Supreme Court of New York, First Department

November 21, 2013

In re Stanley Feldman, Petitioner-Appellant,
v.
New York City Board/Department of Education, Respondent-Respondent.

Stanley Feldman, appellant pro se.

Michael A. Cardozo, Corporation Counsel, New York (Jonathan A. Popolow of counsel), for respondent.

Gonzalez, P.J., Tom, Renwick, Freedman, Clark, JJ.
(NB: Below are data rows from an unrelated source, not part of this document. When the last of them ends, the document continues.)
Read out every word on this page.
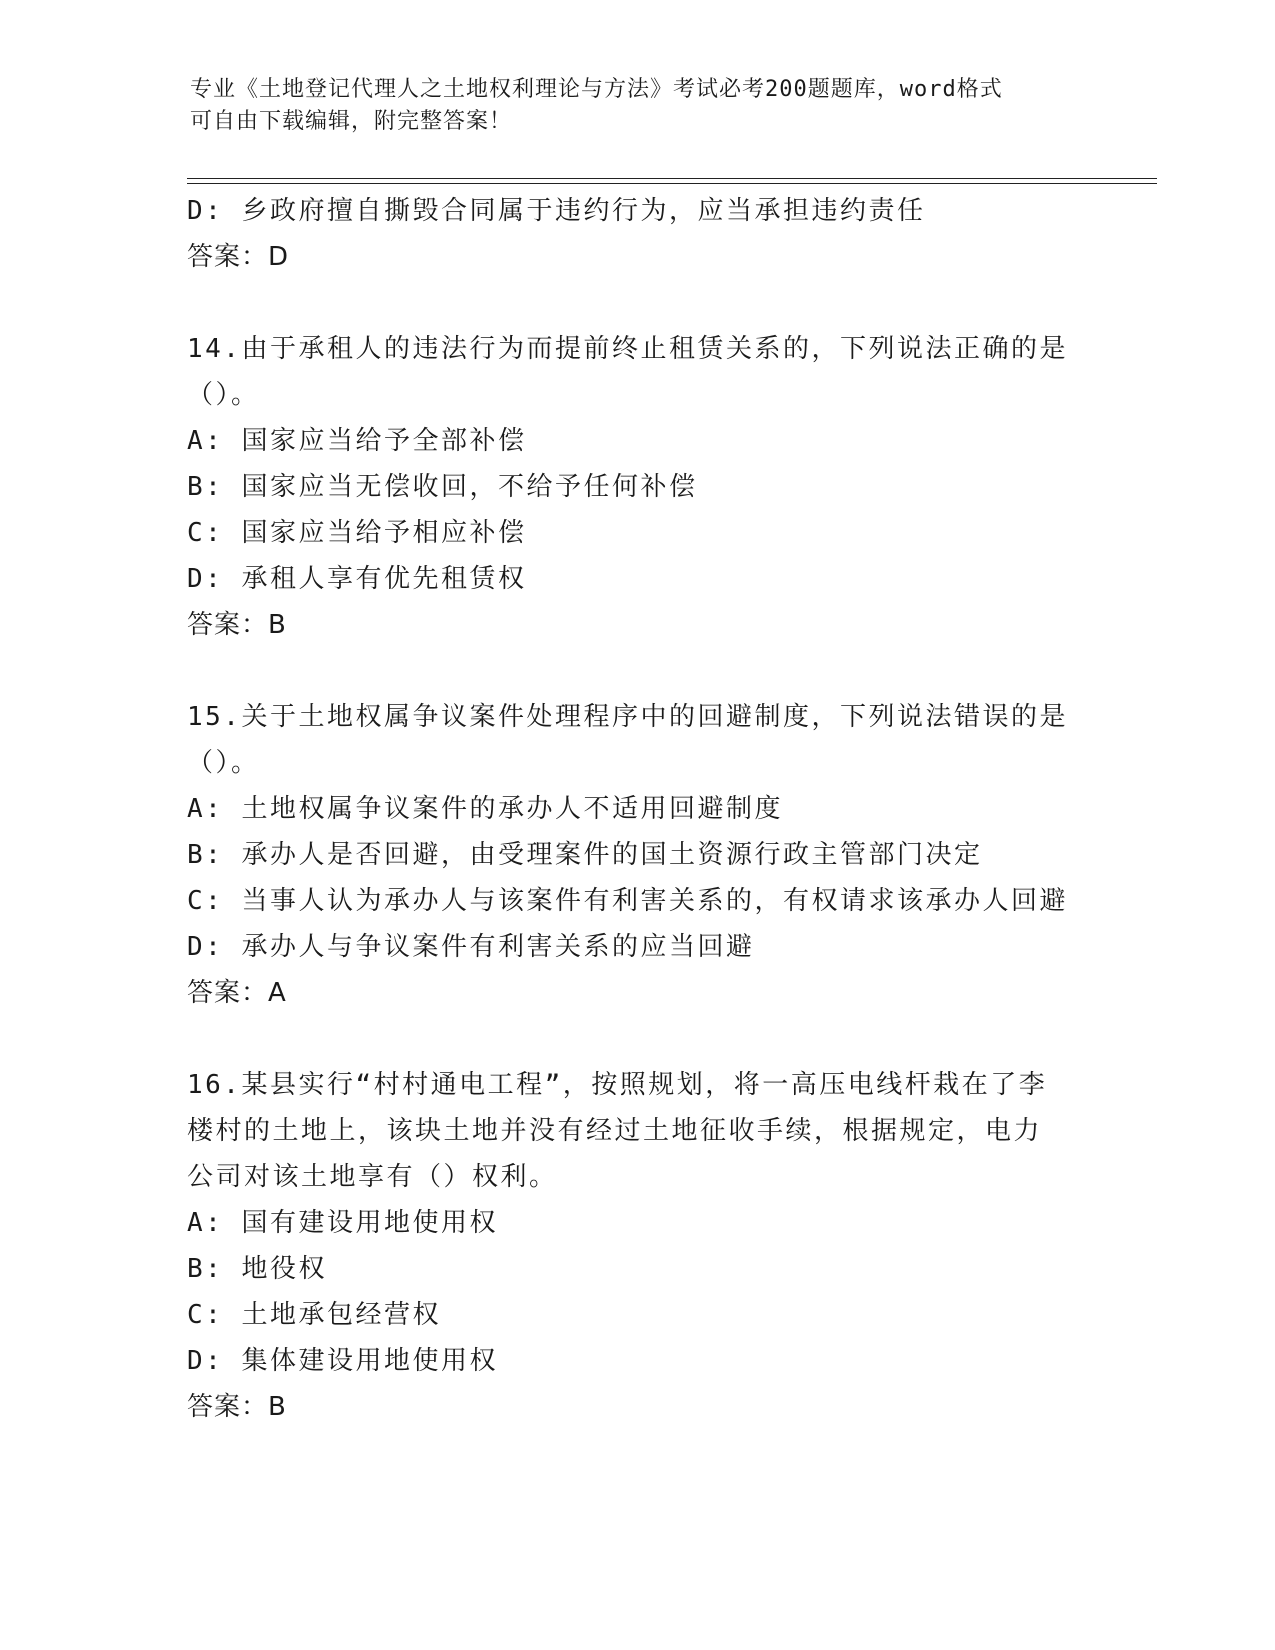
专业《土地登记代理人之土地权利理论与方法》考试必考200题题库，word格式
可自由下载编辑，附完整答案！
D: 乡政府擅自撕毁合同属于违约行为，应当承担违约责任
答案：D
14.由于承租人的违法行为而提前终止租赁关系的，下列说法正确的是
（）。
A: 国家应当给予全部补偿
B: 国家应当无偿收回，不给予任何补偿
C: 国家应当给予相应补偿
D: 承租人享有优先租赁权
答案：B
15.关于土地权属争议案件处理程序中的回避制度，下列说法错误的是
（）。
A: 土地权属争议案件的承办人不适用回避制度
B: 承办人是否回避，由受理案件的国土资源行政主管部门决定
C: 当事人认为承办人与该案件有利害关系的，有权请求该承办人回避
D: 承办人与争议案件有利害关系的应当回避
答案：A
16.某县实行“村村通电工程”，按照规划，将一高压电线杆栽在了李
楼村的土地上，该块土地并没有经过土地征收手续，根据规定，电力
公司对该土地享有（）权利。
A: 国有建设用地使用权
B: 地役权
C: 土地承包经营权
D: 集体建设用地使用权
答案：B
Judgment, Supreme Court, New York County (Robert E. Torres, J.), entered August 21, 2012, dismissing the proceeding and confirming an arbitration award, unanimously affirmed, without costs. Appeal from order, same court and Justice, entered March 7, 2012, which denied the article 75 petition seeking to vacate and annul the hearing officer's award imposing a $1, 500 fine for violations of Chancellor's Regulation A-421, unanimously dismissed, without costs, as subsumed in the appeal from the judgment.

Adequate evidence in the record supported the hearing officer's determination that petitioner violated Chancellor's Regulation A-421 when he made statements such as "hey, baby, " "how you doing baby?, " and "you good baby" on multiple occasions to his underage female student (see Lackow v Department of Educ. [or "Board'] of City of N.Y., 51 A.D.3d 563 [1st Dept 2008]).

Although petitioner asserts that the complaining witness's testimony was inconsistent with respect to the specific comments at issue, the hearing officer explicitly found the student credible and found petitioner to be not credible, and such determinations are "largely unreviewable" (see id).

The hearing officer declined to impose respondent's requested penalty of termination, in favor of a $1, 500 fine to be withdrawn in equal installments from petitioner's paychecks over a twelve month period. Under the circumstances here, we conclude that the penalty is not so excessive and disproportionate to the offense as to be shocking to one's sense of fairness (see Matter of Principe v New York City Dept. of Educ., 94 A.D.3d 431, 433, 434 [1st Dept 2012], affd 20 N.Y.3d 963 [2012]).

We have considered the remainder of petitioner's arguments and find them unavailing.